Ridgeway’s theoretical and empirical research has been front and
center in sociology and psychology. She was asked to contribute the lead
theoretical article in two special issues of the psychology journal The Journal of Social Issues,
which demonstrates the broad reach of her scholarship. Her research on
status construction theory powerfully explains how a nominal
characteristic like gender acquires status value and thus reproduces
inequality. Her effort to link micro-processes and macro-structures has
transformed scholarly thinking by illuminating how interactional
processes preserve gender hierarchies.
Her 1992 book Gender, Interaction, and Inequality, a now classic study in the status characteristic tradition,offers
a comprehensive explication of this innovative research. Ridgeway’s
subsequent research further demonstrates that status processes in
collective groups are fundamentally collaborative, rather than a contest
of dominance, for both women and men. In another line of research, she
examines the relation between status processes in collective groups and
socio-emotional behavior. A related dimension of her extensive research
portfolio expands expectation states theory to incorporate emotions and
nonverbal behavior and their role in perpetuating gender inequality.
Commenting on the applied nature of her important work, Molm
praised Ridgeway’s ability to explain, in accessible terms, "the
changing status of women in America, the persistence of gender
inequality in work settings, and the implications of gender for
leadership. Indeed, one of the hallmarks of her work is that she never
loses sight of the larger impact of her scholarly work and its ultimate
importance for helping us to understand gender inequality in society:
what creates it, what maintains it, why it persists despite major
changes in the socioeconomic organization of society, and what must be
done to undermine the interactional forces that feed gender inequality."
Ridgeway effectively demonstrates what feminist scholars
consistently argue for, namely, the "incorporation of gender into a
general understanding of social process in a multi-level formulation
that incorporates interactional, group, and societal level phenomena"
Lynn Smith-Lovin writes.
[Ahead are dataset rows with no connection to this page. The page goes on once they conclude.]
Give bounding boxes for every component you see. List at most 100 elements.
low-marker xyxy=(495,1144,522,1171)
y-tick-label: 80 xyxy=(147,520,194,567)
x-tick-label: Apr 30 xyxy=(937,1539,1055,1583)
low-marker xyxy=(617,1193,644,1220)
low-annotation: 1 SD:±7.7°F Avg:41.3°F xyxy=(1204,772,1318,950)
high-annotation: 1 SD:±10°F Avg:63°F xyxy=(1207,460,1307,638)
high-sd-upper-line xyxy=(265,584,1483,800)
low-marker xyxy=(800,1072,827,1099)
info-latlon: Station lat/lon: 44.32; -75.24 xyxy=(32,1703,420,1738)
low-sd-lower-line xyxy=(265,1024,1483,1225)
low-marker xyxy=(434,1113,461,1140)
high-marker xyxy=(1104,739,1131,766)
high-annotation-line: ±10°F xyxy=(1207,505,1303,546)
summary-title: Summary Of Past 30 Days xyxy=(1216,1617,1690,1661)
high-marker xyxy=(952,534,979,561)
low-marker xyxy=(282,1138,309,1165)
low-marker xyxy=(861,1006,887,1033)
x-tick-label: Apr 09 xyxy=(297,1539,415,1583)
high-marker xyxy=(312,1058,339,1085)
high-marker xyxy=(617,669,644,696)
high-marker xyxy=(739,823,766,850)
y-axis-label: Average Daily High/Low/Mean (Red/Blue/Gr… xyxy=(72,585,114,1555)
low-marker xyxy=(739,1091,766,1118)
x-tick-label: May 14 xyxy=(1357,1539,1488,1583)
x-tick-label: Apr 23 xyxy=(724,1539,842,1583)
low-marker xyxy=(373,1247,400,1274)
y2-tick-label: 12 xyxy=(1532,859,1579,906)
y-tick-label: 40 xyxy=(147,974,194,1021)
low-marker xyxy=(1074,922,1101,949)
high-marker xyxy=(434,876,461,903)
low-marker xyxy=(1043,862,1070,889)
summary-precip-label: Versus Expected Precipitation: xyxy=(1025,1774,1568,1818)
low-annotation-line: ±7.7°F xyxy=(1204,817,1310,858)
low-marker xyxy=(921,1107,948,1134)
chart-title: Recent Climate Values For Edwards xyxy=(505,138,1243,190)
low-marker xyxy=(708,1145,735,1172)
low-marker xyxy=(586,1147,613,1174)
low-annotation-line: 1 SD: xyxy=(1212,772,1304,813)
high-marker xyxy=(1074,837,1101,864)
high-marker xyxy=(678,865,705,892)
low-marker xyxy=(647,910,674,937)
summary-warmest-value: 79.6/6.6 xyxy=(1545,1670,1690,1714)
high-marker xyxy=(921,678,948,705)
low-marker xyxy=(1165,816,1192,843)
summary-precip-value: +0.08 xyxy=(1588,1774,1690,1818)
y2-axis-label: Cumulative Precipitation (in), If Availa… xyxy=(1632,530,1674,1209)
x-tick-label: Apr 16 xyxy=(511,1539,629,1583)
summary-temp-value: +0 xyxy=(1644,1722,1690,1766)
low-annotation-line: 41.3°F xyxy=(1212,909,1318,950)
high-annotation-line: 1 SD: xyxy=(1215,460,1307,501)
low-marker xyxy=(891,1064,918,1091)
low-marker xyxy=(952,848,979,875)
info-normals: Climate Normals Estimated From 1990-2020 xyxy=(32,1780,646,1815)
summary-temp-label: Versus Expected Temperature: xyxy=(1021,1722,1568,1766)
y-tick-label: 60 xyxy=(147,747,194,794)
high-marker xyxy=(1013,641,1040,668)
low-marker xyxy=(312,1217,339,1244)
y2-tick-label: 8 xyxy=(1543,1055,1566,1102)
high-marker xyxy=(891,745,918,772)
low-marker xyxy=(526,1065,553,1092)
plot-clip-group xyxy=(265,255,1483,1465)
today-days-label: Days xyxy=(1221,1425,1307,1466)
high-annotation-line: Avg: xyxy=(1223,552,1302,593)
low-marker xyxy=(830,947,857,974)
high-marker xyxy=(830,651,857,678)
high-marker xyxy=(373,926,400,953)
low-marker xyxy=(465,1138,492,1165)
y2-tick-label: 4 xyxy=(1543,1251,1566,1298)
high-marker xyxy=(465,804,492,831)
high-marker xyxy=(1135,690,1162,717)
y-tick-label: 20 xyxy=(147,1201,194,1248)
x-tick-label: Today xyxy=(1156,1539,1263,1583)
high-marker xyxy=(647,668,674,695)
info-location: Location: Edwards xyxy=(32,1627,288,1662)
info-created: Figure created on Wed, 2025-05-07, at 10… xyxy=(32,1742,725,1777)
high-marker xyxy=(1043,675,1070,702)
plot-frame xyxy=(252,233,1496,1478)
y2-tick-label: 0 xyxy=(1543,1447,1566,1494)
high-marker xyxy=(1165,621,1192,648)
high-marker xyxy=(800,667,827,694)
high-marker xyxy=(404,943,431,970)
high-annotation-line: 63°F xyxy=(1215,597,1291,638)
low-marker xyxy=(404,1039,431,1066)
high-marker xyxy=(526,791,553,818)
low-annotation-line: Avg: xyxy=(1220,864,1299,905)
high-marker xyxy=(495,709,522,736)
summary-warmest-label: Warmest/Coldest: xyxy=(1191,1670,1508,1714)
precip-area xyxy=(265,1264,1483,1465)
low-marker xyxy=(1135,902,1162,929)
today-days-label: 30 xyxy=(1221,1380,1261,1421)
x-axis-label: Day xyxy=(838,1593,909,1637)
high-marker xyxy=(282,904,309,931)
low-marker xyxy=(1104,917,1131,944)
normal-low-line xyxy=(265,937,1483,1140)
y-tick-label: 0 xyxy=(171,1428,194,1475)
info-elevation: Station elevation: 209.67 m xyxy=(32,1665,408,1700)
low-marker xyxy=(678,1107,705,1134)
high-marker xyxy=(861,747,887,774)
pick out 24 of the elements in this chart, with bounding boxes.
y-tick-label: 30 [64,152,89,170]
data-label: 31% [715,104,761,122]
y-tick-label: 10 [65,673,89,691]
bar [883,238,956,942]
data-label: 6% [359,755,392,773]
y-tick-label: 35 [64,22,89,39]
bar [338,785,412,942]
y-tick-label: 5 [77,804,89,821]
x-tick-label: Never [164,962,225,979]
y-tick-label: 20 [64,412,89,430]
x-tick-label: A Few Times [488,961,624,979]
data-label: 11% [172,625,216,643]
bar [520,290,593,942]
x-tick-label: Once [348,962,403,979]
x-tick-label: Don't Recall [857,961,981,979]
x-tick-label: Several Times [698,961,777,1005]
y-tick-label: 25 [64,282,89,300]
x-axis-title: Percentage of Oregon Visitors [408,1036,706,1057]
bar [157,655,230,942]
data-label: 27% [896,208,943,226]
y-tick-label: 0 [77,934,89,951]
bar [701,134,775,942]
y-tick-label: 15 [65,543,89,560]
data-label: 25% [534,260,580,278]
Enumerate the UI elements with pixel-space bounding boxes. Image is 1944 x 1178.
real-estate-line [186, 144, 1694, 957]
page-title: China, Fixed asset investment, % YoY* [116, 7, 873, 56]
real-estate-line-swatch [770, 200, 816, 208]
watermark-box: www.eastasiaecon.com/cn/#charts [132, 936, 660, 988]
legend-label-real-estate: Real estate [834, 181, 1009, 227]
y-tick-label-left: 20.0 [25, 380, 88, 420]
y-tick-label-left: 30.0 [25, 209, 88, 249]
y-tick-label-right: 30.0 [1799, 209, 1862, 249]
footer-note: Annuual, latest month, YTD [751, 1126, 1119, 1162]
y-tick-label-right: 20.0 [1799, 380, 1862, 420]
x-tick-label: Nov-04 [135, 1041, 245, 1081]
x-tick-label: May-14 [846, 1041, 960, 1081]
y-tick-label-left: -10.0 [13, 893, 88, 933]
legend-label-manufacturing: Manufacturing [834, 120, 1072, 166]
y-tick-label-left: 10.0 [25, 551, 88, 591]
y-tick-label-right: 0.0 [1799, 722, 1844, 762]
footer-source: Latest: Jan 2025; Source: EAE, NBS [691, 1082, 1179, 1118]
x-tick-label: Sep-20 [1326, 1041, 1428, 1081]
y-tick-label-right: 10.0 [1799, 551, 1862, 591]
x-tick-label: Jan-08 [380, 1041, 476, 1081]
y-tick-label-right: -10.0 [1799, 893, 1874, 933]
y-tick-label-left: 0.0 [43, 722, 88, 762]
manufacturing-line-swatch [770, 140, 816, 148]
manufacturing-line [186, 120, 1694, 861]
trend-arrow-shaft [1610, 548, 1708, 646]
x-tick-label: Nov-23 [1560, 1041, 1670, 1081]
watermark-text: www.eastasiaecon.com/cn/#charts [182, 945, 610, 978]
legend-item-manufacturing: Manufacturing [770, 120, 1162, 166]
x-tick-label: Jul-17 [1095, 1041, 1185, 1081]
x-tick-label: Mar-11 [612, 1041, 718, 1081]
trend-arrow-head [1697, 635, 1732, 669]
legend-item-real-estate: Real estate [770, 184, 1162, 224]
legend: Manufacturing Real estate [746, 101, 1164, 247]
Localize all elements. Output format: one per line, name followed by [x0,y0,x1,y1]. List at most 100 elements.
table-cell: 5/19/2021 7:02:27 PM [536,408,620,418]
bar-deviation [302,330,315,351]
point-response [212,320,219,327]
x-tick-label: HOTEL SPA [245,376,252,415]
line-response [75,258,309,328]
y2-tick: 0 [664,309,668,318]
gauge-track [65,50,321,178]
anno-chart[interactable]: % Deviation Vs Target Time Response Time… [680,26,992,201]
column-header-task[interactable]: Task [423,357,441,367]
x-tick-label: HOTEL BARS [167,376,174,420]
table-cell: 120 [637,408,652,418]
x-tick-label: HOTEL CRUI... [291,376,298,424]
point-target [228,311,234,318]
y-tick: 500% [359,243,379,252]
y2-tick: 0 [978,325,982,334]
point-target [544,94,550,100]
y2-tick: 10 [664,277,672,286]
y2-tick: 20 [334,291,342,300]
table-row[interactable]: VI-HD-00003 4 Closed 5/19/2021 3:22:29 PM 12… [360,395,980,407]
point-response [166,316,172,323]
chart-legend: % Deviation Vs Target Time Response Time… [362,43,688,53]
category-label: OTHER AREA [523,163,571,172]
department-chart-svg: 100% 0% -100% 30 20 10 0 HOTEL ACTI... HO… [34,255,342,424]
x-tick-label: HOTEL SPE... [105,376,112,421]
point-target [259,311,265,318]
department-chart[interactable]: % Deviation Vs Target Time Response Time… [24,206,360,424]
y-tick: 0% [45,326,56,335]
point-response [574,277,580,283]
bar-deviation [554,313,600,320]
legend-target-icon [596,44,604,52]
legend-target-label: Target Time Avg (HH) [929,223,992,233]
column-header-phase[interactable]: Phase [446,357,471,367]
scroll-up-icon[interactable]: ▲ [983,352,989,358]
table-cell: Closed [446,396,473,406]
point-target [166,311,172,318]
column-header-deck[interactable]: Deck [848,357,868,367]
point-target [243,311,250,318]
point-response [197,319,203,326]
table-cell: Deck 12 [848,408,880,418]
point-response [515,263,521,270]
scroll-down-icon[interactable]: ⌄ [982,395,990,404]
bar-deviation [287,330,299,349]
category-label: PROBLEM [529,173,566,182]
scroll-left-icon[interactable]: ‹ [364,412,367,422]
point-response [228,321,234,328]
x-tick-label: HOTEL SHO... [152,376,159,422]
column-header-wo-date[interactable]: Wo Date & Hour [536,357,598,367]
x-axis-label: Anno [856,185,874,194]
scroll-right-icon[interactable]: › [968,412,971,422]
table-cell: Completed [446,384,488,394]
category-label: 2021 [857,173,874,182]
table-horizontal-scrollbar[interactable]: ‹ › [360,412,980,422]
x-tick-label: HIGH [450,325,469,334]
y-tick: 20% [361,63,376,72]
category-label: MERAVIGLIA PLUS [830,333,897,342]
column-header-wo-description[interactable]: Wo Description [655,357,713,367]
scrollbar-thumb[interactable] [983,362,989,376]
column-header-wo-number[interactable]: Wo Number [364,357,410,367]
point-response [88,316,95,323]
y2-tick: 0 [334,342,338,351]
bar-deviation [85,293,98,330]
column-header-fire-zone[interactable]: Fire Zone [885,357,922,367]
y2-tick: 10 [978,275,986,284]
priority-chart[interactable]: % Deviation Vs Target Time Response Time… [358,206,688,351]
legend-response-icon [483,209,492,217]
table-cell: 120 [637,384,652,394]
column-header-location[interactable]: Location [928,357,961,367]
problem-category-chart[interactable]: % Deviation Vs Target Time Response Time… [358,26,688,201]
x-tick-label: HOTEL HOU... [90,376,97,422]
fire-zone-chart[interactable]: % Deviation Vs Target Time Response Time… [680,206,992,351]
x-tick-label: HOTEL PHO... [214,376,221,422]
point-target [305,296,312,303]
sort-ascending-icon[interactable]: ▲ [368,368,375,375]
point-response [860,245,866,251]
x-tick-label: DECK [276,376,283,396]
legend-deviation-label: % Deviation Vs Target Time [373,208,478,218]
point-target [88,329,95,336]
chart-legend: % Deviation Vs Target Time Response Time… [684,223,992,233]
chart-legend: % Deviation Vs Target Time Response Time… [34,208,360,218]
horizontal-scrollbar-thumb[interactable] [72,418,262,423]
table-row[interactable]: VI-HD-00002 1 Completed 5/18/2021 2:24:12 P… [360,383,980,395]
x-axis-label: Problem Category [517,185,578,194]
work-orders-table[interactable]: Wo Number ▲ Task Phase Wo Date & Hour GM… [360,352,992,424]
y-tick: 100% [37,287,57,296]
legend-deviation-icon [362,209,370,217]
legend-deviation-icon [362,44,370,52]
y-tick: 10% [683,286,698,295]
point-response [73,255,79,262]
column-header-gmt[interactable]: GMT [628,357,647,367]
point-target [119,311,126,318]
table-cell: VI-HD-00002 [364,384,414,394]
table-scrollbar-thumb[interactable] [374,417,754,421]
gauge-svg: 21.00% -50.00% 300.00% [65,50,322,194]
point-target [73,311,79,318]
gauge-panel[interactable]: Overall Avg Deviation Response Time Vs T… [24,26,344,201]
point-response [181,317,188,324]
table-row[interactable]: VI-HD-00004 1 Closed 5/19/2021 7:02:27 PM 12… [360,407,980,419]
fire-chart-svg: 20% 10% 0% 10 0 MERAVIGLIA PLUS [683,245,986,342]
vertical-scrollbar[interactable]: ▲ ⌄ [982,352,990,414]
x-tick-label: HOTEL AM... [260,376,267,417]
Judith Howard emphasizes that Ridgeway "is one
of the very few sociologists working today who has effectively
operationalized the frequent call for use of multiple levels of analysis
and multiple methods of research. Through both experimental and
field-based research, she has pushed the horizons of understanding about
small group processes, processes through which status is created and
enacted, and brings these to bear on questions of stratification."
Ridgeway has produced important eloquent theoretical and
experimental research while also mentoring students and junior faculty
and performing exemplary professional service. She has served on
editorial boards of three sociological journals, as editor of several
special issues, and as editor of Social Psychology Quarterly.
She has also served as Chair of ASA’s Sections on Social Psychology, Sex
and Gender, and Sociology of Emotions. In addition, she was elected
president of the Pacific Sociological Association.
Furthermore, Ridgeway has been a tireless advocate for
institutional policies to promote gender equality, always linking this
effort with her scholarship. For example, one aspect of her research on
gender and group processes emphasizes the significance of legitimation
for women leaders. One of her many contributions is the development of a
theory that maps the conditions through which women can acquire the
necessary legitimation to be effective leaders.
In sum, as nominator Joey Sprague concludes, "In her longstanding
commitment to ending gender inequality, in the substantive contribution
her work makes to actually helping to do that, and in the way she
interpersonally supports women who are more junior than she, Cecilia
Ridgeway exemplifies the legacy of Jessie Bernard."